Há ainda um movimento para atualizar as Diretrizes Curriculares. “Elas são estruturalmente atuais porque lidam com dimensões essenciais que o tempo não alterou. Mas do ponto de vista da sua tradução em mecanismos, precisam ser atualizadas”, analisa. Em maio de 2023, o MEC reativou a Comissão Nacional para a Educação das Relações Étnico-Raciais e para o Ensino de História e Cultura Afro-Brasileira e Africana (Cadara), que vai concentrar as discussões sobre essas atualizações - tanto das Diretrizes quanto da incorporação do Plano Nacional de Implementação ao PNE. 
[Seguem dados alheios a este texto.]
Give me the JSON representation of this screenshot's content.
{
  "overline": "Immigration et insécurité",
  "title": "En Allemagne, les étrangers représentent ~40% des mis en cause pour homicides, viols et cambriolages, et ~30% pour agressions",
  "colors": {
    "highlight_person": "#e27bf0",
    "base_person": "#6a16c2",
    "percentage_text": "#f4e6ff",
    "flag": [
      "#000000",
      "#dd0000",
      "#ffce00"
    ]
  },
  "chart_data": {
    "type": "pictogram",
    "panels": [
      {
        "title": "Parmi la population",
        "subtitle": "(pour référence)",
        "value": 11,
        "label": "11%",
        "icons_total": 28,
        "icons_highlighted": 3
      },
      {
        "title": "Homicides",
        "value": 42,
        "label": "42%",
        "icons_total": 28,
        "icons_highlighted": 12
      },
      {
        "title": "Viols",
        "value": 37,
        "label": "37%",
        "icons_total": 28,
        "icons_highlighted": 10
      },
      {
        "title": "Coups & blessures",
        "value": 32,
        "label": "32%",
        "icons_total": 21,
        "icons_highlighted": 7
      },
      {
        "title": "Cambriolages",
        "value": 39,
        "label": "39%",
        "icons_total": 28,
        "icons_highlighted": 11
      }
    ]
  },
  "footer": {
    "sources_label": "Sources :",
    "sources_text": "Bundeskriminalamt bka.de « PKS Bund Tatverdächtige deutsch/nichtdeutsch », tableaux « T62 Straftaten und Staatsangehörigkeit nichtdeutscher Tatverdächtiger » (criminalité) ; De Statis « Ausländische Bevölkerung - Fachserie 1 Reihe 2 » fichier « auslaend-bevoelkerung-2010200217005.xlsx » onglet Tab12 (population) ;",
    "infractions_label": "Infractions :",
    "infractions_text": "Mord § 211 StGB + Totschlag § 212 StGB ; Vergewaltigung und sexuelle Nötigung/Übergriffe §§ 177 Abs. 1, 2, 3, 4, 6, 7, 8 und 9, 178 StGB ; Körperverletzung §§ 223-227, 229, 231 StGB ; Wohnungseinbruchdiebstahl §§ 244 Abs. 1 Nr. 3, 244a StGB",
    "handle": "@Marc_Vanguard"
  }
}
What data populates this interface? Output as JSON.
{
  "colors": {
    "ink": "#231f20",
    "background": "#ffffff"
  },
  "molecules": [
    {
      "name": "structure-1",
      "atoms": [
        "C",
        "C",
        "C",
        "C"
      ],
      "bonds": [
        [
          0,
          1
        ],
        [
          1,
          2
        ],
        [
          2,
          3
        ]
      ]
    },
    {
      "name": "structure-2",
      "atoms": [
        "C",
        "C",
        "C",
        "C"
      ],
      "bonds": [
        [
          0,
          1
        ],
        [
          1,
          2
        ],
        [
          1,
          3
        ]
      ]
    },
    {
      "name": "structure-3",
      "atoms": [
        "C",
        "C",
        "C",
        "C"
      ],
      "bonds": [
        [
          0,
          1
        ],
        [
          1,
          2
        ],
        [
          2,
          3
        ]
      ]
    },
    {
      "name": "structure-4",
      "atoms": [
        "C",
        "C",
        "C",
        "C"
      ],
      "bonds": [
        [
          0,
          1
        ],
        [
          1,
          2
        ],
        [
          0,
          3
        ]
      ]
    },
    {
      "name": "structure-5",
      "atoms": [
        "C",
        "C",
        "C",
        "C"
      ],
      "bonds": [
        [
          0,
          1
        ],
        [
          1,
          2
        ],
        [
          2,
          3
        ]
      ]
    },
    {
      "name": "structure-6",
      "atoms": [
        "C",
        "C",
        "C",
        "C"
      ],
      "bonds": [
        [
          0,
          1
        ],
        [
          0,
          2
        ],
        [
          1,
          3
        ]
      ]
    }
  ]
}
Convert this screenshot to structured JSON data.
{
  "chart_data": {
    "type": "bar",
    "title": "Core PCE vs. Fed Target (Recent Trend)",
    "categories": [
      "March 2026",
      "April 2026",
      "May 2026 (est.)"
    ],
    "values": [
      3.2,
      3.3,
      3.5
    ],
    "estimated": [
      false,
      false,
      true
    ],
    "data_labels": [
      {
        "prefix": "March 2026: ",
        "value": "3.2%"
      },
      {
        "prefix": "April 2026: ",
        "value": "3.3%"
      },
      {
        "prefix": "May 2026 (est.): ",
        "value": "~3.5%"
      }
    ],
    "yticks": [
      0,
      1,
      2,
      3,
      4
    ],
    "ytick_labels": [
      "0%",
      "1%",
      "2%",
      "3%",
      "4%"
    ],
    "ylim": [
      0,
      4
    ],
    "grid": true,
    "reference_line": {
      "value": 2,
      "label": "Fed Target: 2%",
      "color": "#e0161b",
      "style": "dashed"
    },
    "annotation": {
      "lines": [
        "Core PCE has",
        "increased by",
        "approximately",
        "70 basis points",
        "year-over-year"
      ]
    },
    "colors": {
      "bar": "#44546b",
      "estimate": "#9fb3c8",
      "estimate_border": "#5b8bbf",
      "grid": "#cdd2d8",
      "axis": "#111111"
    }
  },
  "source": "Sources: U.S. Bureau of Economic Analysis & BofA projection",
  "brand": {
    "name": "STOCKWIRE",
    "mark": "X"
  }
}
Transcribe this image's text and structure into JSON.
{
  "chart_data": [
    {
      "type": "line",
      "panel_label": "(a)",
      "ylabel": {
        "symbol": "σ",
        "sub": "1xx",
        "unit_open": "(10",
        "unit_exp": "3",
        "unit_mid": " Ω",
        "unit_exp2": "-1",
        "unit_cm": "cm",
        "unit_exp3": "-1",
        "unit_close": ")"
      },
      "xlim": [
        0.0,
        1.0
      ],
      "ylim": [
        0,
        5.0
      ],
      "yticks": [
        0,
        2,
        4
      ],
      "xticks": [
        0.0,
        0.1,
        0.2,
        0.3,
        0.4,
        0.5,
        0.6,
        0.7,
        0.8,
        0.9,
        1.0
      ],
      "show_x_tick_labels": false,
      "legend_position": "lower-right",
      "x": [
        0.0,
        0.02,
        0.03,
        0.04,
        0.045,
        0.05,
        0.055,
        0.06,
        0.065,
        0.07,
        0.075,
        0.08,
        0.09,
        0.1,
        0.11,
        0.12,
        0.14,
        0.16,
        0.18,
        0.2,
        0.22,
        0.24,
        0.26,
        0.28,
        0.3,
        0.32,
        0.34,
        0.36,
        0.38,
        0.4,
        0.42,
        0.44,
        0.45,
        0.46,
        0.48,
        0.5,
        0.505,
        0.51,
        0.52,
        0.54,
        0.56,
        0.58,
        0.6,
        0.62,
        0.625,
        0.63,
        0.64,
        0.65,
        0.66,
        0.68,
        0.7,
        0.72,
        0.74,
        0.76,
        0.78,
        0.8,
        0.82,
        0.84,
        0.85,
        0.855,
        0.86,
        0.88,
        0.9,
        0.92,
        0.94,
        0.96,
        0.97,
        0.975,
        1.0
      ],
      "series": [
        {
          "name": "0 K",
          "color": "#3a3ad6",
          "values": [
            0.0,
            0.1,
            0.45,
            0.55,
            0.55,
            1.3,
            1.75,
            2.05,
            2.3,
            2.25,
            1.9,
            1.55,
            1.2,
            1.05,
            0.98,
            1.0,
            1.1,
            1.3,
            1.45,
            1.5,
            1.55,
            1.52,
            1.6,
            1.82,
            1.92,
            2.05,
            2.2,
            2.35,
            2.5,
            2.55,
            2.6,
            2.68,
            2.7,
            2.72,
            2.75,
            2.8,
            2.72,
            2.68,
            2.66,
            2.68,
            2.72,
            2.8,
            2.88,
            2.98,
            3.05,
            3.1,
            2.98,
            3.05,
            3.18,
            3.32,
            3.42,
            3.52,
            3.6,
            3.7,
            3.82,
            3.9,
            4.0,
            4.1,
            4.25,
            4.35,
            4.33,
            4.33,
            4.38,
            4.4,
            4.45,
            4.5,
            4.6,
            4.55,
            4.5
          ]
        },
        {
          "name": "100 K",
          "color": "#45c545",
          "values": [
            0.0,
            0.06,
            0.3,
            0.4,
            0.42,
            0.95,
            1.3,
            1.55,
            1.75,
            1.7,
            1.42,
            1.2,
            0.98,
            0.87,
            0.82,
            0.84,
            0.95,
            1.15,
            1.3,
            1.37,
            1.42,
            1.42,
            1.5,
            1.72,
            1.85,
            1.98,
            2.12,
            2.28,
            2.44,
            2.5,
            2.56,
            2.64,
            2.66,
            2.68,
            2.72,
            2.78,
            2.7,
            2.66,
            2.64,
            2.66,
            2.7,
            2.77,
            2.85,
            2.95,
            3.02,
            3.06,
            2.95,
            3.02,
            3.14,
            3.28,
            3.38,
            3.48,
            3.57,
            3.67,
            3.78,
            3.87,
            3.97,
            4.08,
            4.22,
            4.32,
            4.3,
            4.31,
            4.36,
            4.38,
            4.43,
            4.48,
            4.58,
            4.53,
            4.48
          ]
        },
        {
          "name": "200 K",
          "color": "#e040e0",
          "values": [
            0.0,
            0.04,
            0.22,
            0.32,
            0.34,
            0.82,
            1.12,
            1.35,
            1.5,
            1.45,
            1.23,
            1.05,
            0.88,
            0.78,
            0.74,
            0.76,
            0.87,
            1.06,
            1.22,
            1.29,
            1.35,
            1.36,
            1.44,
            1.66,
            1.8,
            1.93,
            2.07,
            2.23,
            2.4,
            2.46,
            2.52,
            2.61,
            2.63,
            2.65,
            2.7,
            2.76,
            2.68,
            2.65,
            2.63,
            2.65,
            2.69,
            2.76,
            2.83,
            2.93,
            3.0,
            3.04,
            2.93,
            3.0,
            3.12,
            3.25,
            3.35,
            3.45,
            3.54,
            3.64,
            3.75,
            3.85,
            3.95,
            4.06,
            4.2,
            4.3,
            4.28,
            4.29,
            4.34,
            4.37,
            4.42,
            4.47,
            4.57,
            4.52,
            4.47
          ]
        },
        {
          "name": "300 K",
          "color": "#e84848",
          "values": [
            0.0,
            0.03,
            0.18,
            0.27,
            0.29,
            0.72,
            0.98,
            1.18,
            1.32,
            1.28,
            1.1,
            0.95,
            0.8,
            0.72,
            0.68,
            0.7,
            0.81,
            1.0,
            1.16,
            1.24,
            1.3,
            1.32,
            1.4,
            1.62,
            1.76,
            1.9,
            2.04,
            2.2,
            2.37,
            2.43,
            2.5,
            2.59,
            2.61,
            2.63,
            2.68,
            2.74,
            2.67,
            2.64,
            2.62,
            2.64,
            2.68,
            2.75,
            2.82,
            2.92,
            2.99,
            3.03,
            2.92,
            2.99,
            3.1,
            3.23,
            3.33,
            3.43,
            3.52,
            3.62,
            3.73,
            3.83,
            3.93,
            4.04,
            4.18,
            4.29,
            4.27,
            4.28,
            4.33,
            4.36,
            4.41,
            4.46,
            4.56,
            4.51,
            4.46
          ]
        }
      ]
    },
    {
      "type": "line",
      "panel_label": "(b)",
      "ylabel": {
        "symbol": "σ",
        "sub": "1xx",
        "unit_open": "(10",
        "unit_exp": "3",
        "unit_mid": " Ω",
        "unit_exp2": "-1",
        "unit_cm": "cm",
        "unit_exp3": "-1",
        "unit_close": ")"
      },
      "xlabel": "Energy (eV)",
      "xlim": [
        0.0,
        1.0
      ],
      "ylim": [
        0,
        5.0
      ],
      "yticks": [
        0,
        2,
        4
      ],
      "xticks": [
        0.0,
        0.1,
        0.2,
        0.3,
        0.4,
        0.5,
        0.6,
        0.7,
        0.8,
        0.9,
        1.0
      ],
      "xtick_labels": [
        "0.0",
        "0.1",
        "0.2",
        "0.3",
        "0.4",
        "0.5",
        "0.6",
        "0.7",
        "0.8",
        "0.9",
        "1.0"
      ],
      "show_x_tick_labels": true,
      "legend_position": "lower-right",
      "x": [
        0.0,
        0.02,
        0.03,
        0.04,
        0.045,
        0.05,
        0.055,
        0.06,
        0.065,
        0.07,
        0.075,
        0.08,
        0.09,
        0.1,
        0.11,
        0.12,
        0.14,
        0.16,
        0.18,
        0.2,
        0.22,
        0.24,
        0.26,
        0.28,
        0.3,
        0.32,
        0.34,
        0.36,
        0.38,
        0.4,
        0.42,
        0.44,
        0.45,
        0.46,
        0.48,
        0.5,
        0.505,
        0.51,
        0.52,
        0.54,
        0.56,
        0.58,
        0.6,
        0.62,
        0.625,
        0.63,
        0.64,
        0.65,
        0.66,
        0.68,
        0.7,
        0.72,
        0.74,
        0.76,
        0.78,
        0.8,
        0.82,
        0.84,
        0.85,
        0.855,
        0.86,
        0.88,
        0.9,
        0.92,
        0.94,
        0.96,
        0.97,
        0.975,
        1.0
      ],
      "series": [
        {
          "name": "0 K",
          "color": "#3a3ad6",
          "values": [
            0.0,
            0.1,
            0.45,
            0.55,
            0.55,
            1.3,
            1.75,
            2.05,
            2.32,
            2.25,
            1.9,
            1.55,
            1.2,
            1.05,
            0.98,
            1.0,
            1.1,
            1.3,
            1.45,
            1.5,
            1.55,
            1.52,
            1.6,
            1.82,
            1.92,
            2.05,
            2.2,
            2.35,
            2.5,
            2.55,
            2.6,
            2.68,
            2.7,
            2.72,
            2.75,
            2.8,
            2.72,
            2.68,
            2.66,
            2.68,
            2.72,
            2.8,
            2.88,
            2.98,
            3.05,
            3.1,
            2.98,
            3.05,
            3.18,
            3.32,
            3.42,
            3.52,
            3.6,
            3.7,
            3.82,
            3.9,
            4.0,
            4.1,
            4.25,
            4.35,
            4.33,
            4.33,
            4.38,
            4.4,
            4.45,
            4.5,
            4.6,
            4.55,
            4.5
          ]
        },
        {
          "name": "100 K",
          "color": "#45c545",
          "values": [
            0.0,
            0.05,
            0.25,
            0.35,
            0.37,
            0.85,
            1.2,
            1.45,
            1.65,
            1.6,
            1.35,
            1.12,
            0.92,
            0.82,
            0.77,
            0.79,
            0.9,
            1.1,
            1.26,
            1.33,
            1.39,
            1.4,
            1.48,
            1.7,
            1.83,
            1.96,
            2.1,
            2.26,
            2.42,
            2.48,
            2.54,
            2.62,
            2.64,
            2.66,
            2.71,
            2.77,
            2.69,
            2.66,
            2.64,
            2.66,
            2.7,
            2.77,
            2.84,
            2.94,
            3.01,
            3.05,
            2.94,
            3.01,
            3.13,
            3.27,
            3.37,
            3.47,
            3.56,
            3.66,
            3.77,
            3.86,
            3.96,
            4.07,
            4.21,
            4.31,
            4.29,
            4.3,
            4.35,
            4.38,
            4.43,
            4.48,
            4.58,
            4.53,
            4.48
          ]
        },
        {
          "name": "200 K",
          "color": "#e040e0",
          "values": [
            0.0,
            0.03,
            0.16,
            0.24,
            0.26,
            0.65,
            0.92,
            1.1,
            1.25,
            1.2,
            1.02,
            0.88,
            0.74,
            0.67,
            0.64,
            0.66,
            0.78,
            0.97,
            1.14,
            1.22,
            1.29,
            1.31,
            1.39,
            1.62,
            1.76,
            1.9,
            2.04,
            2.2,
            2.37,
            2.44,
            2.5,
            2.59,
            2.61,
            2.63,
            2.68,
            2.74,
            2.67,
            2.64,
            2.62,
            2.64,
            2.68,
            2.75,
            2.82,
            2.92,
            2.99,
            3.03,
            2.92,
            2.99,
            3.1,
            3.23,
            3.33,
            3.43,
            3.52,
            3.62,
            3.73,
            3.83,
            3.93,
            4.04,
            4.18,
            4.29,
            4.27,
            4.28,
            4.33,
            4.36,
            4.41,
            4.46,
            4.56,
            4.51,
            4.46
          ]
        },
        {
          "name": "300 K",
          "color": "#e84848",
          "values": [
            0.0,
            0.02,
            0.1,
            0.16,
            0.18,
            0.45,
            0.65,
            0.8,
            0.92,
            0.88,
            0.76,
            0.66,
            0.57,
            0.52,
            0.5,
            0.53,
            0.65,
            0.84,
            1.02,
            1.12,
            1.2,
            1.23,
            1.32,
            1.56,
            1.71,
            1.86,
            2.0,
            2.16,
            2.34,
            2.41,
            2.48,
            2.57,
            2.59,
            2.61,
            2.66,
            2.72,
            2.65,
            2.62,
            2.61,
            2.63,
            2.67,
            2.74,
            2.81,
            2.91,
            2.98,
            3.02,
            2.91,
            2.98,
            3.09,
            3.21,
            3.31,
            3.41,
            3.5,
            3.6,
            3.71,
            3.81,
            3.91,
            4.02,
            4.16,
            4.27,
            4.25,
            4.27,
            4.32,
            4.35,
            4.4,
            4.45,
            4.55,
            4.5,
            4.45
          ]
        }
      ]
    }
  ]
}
“Precisamos de um movimento de gestão, sistema, financiamento e da avaliação de coordenação federativa, porque são esses elementos que estruturam a grande política. A educação antirracista não é questão individual de um professor ou uma questão de conscientização. É questão de política pública, de Estado e que induz comportamentos institucionais que devem ser seguidos”, finaliza Zara.

Não cometa esses erros

Educadoras compartilham três erros que são comuns e devem ser evitados

Responsabilizar professores negros pelas conversas sobre temas raciais

“Os professores brancos ocupam a maioria das vagas nos quadros das escolas — em algumas instituições todas as vagas. O ensino da história e da cultura afro-brasileira é obrigatório e todos os professores são responsáveis por isso”, aponta Fátima. 

Não falar sobre negritude quando há poucos ou nenhum aluno negro

“A Educação decolonial e antirracista não é só para as crianças negras. A escola não existe para bater de frente com crianças ou famílias brancas. Se quisermos formar uma sociedade melhor, o trabalho de conscientização e respeito também precisa ser feito com elas”, diz Cris Coelho, diretora da Escola Afro-brasileira Maria Felipa, em Salvador (BA).

Limitar o trabalho sobre questões raciais a uma ocasião ou data específica

“Para além do 20 de novembro, o acesso a histórias reais do povo negro, e não à história distorcida, é um direito dos nossos alunos negros e não-negros. Isso precisa estar no currículo e em uma prática antirracista que não cabem em um dia ou em um mês”, finaliza Priscila Eiras.

**Conteúdo publicado originalmente em 09/11/2021 e atualizado em 21/08/2023 para o acréscimo de dados de novas pesquisas e de informações após entrevistas com Monica Couto,  Alessandra Tavares e Zara Figueiredo.